Marcella Lista : Nous sommes effectivement dans une phase d’expérimentation des modes de monstration de cette nouvelle typologie d’œuvre, bien que le net-art pré-existe. Ces œuvres se réfèrent à un fichier numérique, une ligne de code, une blockchain qui les contient concrètement. Il n’y a rien d’absolument immatériel. D’autant qu’elles utilisent des ressources externes, que ce soit le dispositif sur lequel on affiche l’œuvre, le courant électrique, les câbles et les métaux. Bref, tout ce qu’il faut pour alimenter en électricité et faire circuler l’information. Elles partagent avec les explorations des années 1990 le fait d’être numériquement natives. C’est -à-dire que leur mode d’émergence d’apparition, c’est Internet.
Philippe Bettinelli : Comme pour tout ce qui concerne le service « Nouveaux médias » au Centre Pompidou, une exposition nécessite toujours un dialogue très fin avec l’artiste pour montrer sa pièce et en choisir le mode de présentation. Nous avons par exemple utilisé une nouveauté, des écrans de format carré – qui reste d’ailleurs encore assez rare sur le marché et que nous utilisions pour la première fois au Centre Pompidou.
J’ai assisté lors de ma visite à un bien étrange rituel : des adolescents entouraient un garçon de leur âge, chargé de leur expliquer en anglais le concept de NFT. Est-ce une envie du Centre Pompidou d’attirer peut-être de nouveaux publics ?

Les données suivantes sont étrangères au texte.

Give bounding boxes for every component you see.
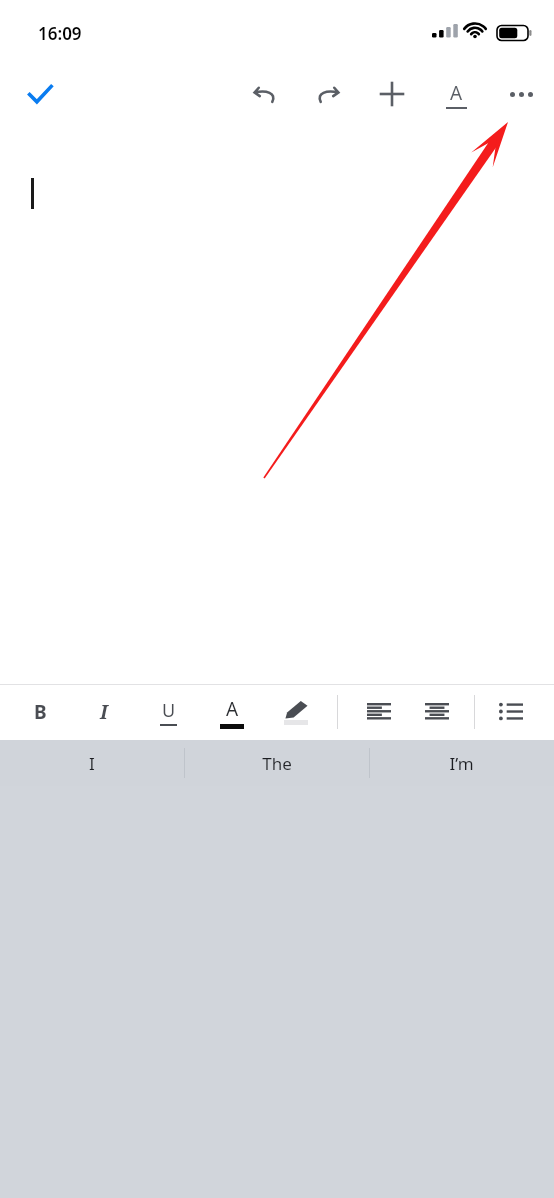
button[interactable]: Redo [305,71,351,117]
button[interactable]: Insert [369,71,415,117]
button[interactable]: Bold [16,687,64,737]
button[interactable]: I’m [381,740,541,786]
button[interactable]: Underline [144,687,192,737]
button[interactable]: Align centre [413,687,461,737]
button[interactable]: More options [498,71,544,117]
button[interactable]: I [12,740,172,786]
staticText: 16:09 [38,22,82,45]
staticText: I [89,752,95,775]
staticText: The [262,752,292,775]
button[interactable]: Done [16,70,64,118]
button[interactable]: Text format [433,71,479,117]
staticText: B [34,699,47,725]
button[interactable]: Undo [242,71,288,117]
button[interactable]: Text colour [208,687,256,737]
staticText: A [226,696,239,722]
staticText: I [100,699,108,725]
button[interactable]: Align left [355,687,403,737]
button[interactable]: The [197,740,357,786]
button[interactable]: Bulleted list [487,687,535,737]
staticText: A [450,80,463,106]
staticText: U [162,698,176,723]
button[interactable]: Italic [80,687,128,737]
staticText: I’m [449,752,474,775]
button[interactable]: Highlight [272,687,320,737]
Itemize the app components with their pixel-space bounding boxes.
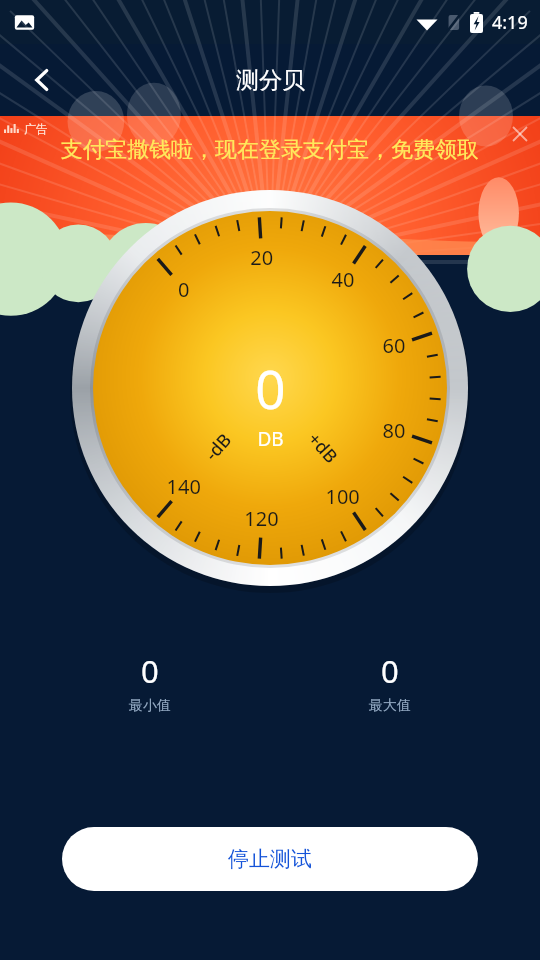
staticText: 0 <box>255 352 286 424</box>
staticText: 最大值 <box>369 697 411 715</box>
staticText: 广告 <box>24 121 48 136</box>
button[interactable]: Close ad <box>507 121 533 147</box>
button[interactable]: 停止测试 <box>62 827 478 891</box>
staticText: 停止测试 <box>228 846 312 872</box>
button[interactable]: Back <box>18 56 66 104</box>
button[interactable]: 广告 <box>0 116 540 255</box>
staticText: DB <box>257 426 284 452</box>
staticText: 0 <box>141 650 159 692</box>
staticText: 0 <box>381 650 399 692</box>
staticText: 测分贝 <box>236 66 305 95</box>
staticText: 最小值 <box>129 697 171 715</box>
staticText: 支付宝撒钱啦，现在登录支付宝，免费领取 <box>61 136 479 164</box>
staticText: 4:19 <box>492 10 528 35</box>
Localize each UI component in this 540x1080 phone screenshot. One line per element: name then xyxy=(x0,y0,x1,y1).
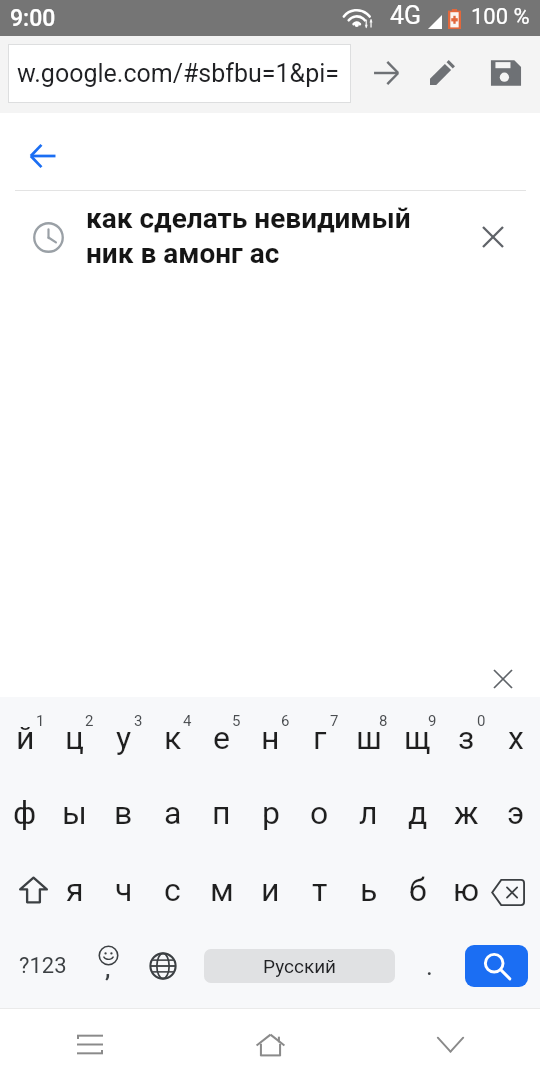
button[interactable]: о xyxy=(295,775,344,850)
staticText: й xyxy=(16,719,35,757)
button[interactable]: л xyxy=(344,775,393,850)
button[interactable]: Emoji xyxy=(85,933,131,999)
staticText: 2 xyxy=(85,712,94,730)
button[interactable]: Search xyxy=(465,945,528,987)
button[interactable]: w.google.com/#sbfbu=1&pi= xyxy=(8,44,351,103)
button[interactable]: Русский xyxy=(204,949,395,983)
button[interactable]: Shift xyxy=(0,852,50,927)
button[interactable]: Backspace xyxy=(491,852,540,927)
staticText: и xyxy=(261,871,280,909)
button[interactable]: с xyxy=(148,852,197,927)
button[interactable]: е xyxy=(197,700,246,774)
button[interactable]: д xyxy=(393,775,442,850)
staticText: ц xyxy=(65,719,84,757)
staticText: ф xyxy=(13,794,37,832)
button[interactable]: з xyxy=(442,700,491,774)
staticText: ч xyxy=(115,871,133,909)
staticText: г xyxy=(313,719,327,757)
staticText: о xyxy=(310,794,329,832)
staticText: w.google.com/#sbfbu=1&pi= xyxy=(17,59,339,88)
staticText: 7 xyxy=(330,712,339,730)
button[interactable]: Home xyxy=(180,1009,360,1080)
button[interactable]: Edit xyxy=(418,49,466,97)
staticText: у xyxy=(116,719,132,757)
staticText: ж xyxy=(454,794,479,832)
button[interactable]: Change language xyxy=(140,933,186,999)
staticText: с xyxy=(164,871,181,909)
staticText: 4G xyxy=(390,1,422,30)
button[interactable]: б xyxy=(393,852,442,927)
staticText: к xyxy=(164,719,182,757)
staticText: ы xyxy=(62,794,87,832)
staticText: ?123 xyxy=(19,953,67,979)
button[interactable]: т xyxy=(295,852,344,927)
button[interactable]: м xyxy=(197,852,246,927)
button[interactable]: ш xyxy=(344,700,393,774)
button[interactable]: н xyxy=(246,700,295,774)
staticText: э xyxy=(507,794,525,832)
button[interactable]: ы xyxy=(50,775,99,850)
staticText: 9 xyxy=(428,712,437,730)
button[interactable]: . xyxy=(406,933,452,999)
button[interactable]: Back xyxy=(360,1009,540,1080)
staticText: н xyxy=(261,719,280,757)
button[interactable]: ?123 xyxy=(12,933,74,999)
button[interactable]: ф xyxy=(0,775,50,850)
staticText: ю xyxy=(453,871,480,909)
button[interactable]: ж xyxy=(442,775,491,850)
button[interactable]: г xyxy=(295,700,344,774)
staticText: , xyxy=(105,957,111,983)
staticText: в xyxy=(114,794,133,832)
staticText: б xyxy=(409,871,427,909)
button[interactable]: Go xyxy=(362,49,410,97)
staticText: я xyxy=(66,871,84,909)
staticText: т xyxy=(312,871,328,909)
staticText: 0 xyxy=(477,712,486,730)
button[interactable]: к xyxy=(148,700,197,774)
staticText: р xyxy=(262,794,280,832)
button[interactable]: ц xyxy=(50,700,99,774)
button[interactable]: Back xyxy=(19,132,67,180)
button[interactable]: р xyxy=(246,775,295,850)
button[interactable]: ь xyxy=(344,852,393,927)
staticText: 9:00 xyxy=(10,5,56,32)
button[interactable]: я xyxy=(50,852,99,927)
staticText: п xyxy=(212,794,231,832)
button[interactable]: х xyxy=(491,700,540,774)
staticText: . xyxy=(426,951,433,981)
staticText: 1 xyxy=(36,712,45,730)
staticText: Русский xyxy=(263,955,337,977)
button[interactable]: у xyxy=(99,700,148,774)
staticText: 4 xyxy=(183,712,192,730)
button[interactable]: щ xyxy=(393,700,442,774)
staticText: ь xyxy=(360,871,378,909)
staticText: 3 xyxy=(134,712,143,730)
button[interactable]: в xyxy=(99,775,148,850)
button[interactable]: э xyxy=(491,775,540,850)
staticText: 6 xyxy=(281,712,290,730)
button[interactable]: ю xyxy=(442,852,491,927)
staticText: е xyxy=(213,719,230,757)
button[interactable]: Remove suggestion xyxy=(454,194,540,280)
button[interactable]: ч xyxy=(99,852,148,927)
staticText: 100 % xyxy=(471,4,530,30)
staticText: м xyxy=(210,871,234,909)
staticText: ш xyxy=(356,719,382,757)
staticText: 8 xyxy=(379,712,388,730)
button[interactable]: Hide keyboard xyxy=(486,662,520,696)
button[interactable]: как сделать невидимый ник в амонг ас xyxy=(0,194,540,280)
staticText: д xyxy=(408,794,428,832)
button[interactable]: и xyxy=(246,852,295,927)
staticText: л xyxy=(359,794,378,832)
button[interactable]: й xyxy=(0,700,50,774)
staticText: х xyxy=(508,719,524,757)
staticText: как сделать невидимый ник в амонг ас xyxy=(86,202,454,270)
button[interactable]: Recent apps xyxy=(0,1009,180,1080)
button[interactable]: п xyxy=(197,775,246,850)
staticText: 5 xyxy=(232,712,241,730)
staticText: а xyxy=(164,794,182,832)
staticText: з xyxy=(458,719,475,757)
staticText: щ xyxy=(404,719,431,757)
button[interactable]: Save bookmark xyxy=(482,49,530,97)
button[interactable]: а xyxy=(148,775,197,850)
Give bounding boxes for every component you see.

Marcella Lista : Nous n’avons pas exposé ces pièces dans ce but-là, bien évidemment. Nous souhaitions surtout prendre en compte cette nouvelle réalité, y apporter une réponse critique. Les productions du crypto-art sont extrêmement variables et de qualité diverse. Notre objectif est de montrer des œuvres qui, certes, sont présentées comme commerciales et sujettes à la spéculation, mais qui relèvent aussi de démarches artistiques fines, intelligentes, critiques, qui apportent une réflexion sur ce médium. C’est l’axe du choix d’artistes qui, vous l’avez vu, traitent de questions d’appropriation, de copyright, d’économie de l’art, de valeurs et d’écologie. Mais oui, c’était réjouissant de voir apparaître, sur le bâtiment du Centre Pompidou, une petite mosaïque rendant hommage au Cryptopunk de la collection.
Philippe Bettinelli : Le premier jour d’ouverture, dès les premières cinq minutes, on a vu quatre adolescents passer dans le couloir central du musée foncer vers le Cryptopunk de Larva Labs et se prendre en photo devant lui. Ce sont des moments particulièrement agréables dans la vie professionnelle lorsqu’on constate que l’on touche un public réputé particulièrement difficile à toucher.
Marcella Lista : Oui, je suis d’accord. Il est aussi plaisant de voir ce public se sentir en connaissance de quelque chose. Parmi ces adolescents, l’un d’entre eux s’est précipité pour présenter l’œuvre à ses camarades. C’est particulièrement rare dans un musée de voir quelqu’un d’aussi jeune être en position de s’identifier, de reconnaître et de partager son savoir à propos d’une œuvre de musée.
- NFT : Poétiques de l’immatériel, du certificat à la blockchain, jusqu’au 22 janvier 2024, Centre Pompidou, Paris.